This infographic is from Dr. Ann Kumfer, @annkumfer on Twitter.
See also Screening panels for detection of monoclonal gammopathies [PubMed Abstract] [Full-Text HTML] [Full-Text PDF]. Clin Chem. 2009 Aug;55(8):1517-22.
All that follows is from the above resource.
Abstract
BACKGROUND
The repertoire of serologic tests for identifying a monoclonal gammopathy includes serum and urine protein electrophoresis (PEL), serum and urine immunofixation electrophoresis (IFE), and quantitative serum free light chain (FLC). Although there are several reports on the relative diagnostic contribution of these assays, none has looked at the tests singly and in combination for the various plasma cell proliferative disorders (PCPDs).
METHODS
Patients with a PCPD and all 5 assays performed within 30 days of diagnosis were included (n = 1877). The diagnoses were multiple myeloma (MM) (n = 467), smoldering multiple myeloma (SMM) (n =191), monoclonal gammopathy of undetermined significance (MGUS) (n = 524), plasmacytoma (n = 29), extramedullary plasmacytoma (n = 10), Waldenström macroglobulinemia (WM) (n = 26), primary amyloidosis (AL) (n = 581), light chain deposition disease (LCDD) (n =18), and POEMS syndrome (n = 31).
RESULTS
Of the 1877 patients, 26 were negative in all assays. Omitting urine from the panel lost an additional 23 patients (15 MGUS, 6 AL, 1 plasmacytoma, 1 LCDD), whereas the omission of FLC lost 30 patients (6 MM, 23 AL, and 1 LCDD). The omission of serum IFE as well as urine lost an additional 58 patients (44 MGUS, 7 POEMS, 5 AL, 1 SMM, and 1 plasmacytoma).
CONCLUSIONS
The major impact of using a simplified screening panel of serum PEL plus FLC rather than PEL, IFE, and FLC is an 8% reduction in sensitivity for MGUS, 23% for POEMS (7 patients), 4% for plasmacytoma (1 patient), 1% for AL, and 0.5% for SMM. There is no diminution in sensitivity for detecting MM, macroglobulinemia, and LCDD.

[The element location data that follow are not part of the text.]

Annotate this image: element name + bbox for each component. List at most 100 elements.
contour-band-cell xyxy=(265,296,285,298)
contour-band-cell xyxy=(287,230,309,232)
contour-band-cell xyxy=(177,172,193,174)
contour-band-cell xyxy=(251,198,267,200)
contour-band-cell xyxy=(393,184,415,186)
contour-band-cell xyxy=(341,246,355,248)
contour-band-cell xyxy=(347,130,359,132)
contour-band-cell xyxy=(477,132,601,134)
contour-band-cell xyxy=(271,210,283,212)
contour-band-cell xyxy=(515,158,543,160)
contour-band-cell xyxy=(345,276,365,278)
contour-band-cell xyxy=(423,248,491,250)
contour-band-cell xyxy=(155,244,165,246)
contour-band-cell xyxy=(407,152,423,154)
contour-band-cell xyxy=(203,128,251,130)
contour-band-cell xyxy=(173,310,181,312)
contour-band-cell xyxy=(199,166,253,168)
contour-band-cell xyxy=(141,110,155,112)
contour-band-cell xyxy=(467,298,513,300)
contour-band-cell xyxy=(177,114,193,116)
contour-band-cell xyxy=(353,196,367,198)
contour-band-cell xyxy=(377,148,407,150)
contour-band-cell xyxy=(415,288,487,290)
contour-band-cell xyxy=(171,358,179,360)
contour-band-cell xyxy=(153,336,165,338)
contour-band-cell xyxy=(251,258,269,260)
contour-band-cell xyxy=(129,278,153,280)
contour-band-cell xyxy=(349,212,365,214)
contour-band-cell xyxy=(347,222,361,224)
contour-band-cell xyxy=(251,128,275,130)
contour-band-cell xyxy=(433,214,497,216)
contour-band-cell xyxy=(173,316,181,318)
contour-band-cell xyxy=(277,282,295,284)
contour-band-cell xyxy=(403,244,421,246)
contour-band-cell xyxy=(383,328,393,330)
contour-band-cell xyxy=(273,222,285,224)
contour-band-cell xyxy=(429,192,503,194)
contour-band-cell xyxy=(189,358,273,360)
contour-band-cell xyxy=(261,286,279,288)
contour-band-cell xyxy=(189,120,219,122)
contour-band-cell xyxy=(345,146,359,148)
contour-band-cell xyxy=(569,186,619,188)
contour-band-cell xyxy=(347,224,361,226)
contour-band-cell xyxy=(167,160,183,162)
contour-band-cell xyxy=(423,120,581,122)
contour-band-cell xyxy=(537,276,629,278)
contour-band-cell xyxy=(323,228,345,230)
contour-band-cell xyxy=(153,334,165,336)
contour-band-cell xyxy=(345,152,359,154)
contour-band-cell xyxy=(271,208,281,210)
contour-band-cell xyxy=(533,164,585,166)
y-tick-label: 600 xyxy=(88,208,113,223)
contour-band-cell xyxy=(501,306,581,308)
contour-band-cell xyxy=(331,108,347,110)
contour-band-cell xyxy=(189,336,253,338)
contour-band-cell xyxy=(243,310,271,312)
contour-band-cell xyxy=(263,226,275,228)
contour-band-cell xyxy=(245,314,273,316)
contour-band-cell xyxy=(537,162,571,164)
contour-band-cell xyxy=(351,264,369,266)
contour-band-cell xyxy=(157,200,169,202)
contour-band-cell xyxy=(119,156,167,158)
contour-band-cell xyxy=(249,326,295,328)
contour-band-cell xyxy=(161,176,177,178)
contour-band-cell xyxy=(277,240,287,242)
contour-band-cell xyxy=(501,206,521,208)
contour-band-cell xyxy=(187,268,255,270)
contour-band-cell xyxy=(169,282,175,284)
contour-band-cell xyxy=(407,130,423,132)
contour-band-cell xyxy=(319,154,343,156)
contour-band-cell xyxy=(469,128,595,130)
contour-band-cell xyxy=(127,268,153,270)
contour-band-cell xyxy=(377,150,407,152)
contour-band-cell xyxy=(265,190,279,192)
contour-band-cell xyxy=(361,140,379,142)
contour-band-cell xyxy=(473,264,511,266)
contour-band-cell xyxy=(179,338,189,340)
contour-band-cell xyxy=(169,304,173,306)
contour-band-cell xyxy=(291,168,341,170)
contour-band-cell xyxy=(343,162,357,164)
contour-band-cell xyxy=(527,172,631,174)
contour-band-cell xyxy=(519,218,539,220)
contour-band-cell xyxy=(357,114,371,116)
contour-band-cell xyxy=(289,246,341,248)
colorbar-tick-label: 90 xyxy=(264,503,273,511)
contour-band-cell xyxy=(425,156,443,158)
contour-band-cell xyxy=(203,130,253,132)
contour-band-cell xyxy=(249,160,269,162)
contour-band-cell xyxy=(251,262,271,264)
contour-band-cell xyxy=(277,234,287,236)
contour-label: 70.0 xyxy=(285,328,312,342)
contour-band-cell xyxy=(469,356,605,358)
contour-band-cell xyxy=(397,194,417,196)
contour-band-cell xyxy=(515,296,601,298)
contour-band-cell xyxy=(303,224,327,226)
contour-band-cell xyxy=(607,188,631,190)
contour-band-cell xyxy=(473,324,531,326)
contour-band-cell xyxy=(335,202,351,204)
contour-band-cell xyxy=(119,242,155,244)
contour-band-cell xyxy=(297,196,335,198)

Because of the secreted monoclonal immunoglobulin, plasma cell proliferative disorders (PCPDs)4 are generally classified among monoclonal gammopathies. These diseases include malignant disorders such as multiple myeloma (MM), plasmacytoma, plasma cell leukemia, and Waldenström macroglobulinemia (WM); premalignant diseases such as monoclonal gammopathy of undetermined significance (MGUS) and smoldering multiple myeloma (SMM); and protein or low tumor burden diseases such as primary amyloidosis (AL), light chain deposition disease (LCDD), and POEMS syndrome (polyneuropathy, organomegaly, endocrinopathy, monoclonal gammopathy, and skin changes). Because of the wide range of biology and disease presentations, identification of the monoclonal immunoglobulin may often be the first clue to the diagnosis. The recognition of the monoclonal protein may be trivial or may require multiple approaches. The malignant disease of MM, for example, usually presents with a significant amount of monoclonal protein, but even within this malignant diagnosis, there is a subclassification of nonsecretory MM which secretes little or no monoclonal protein.
The diagnostic screening panels for patients suspected of MM, AL, and related monoclonal gammopathies have traditionally included protein electrophoresis (PEL) and immunofixation electrophoresis (IFE) of both serum and urine (1). The recent introduction of quantitative serum assays for immunoglobulin free light chain (FLC), however, has increased the sensitivity of laboratory testing strategies for identifying monoclonal gammopathies (2, 3); this increased diagnostic sensitivity is readily apparent in the monoclonal light chain diseases (4, 5). Because of the increased sensitivity for free light chain diseases, the most recent diagnostic screening recommendations are that serum IFE plus FLC is a sufficient screening panel for PCPDs other than AL (6). It is recommended, however, that screening for AL should also include urine IFE.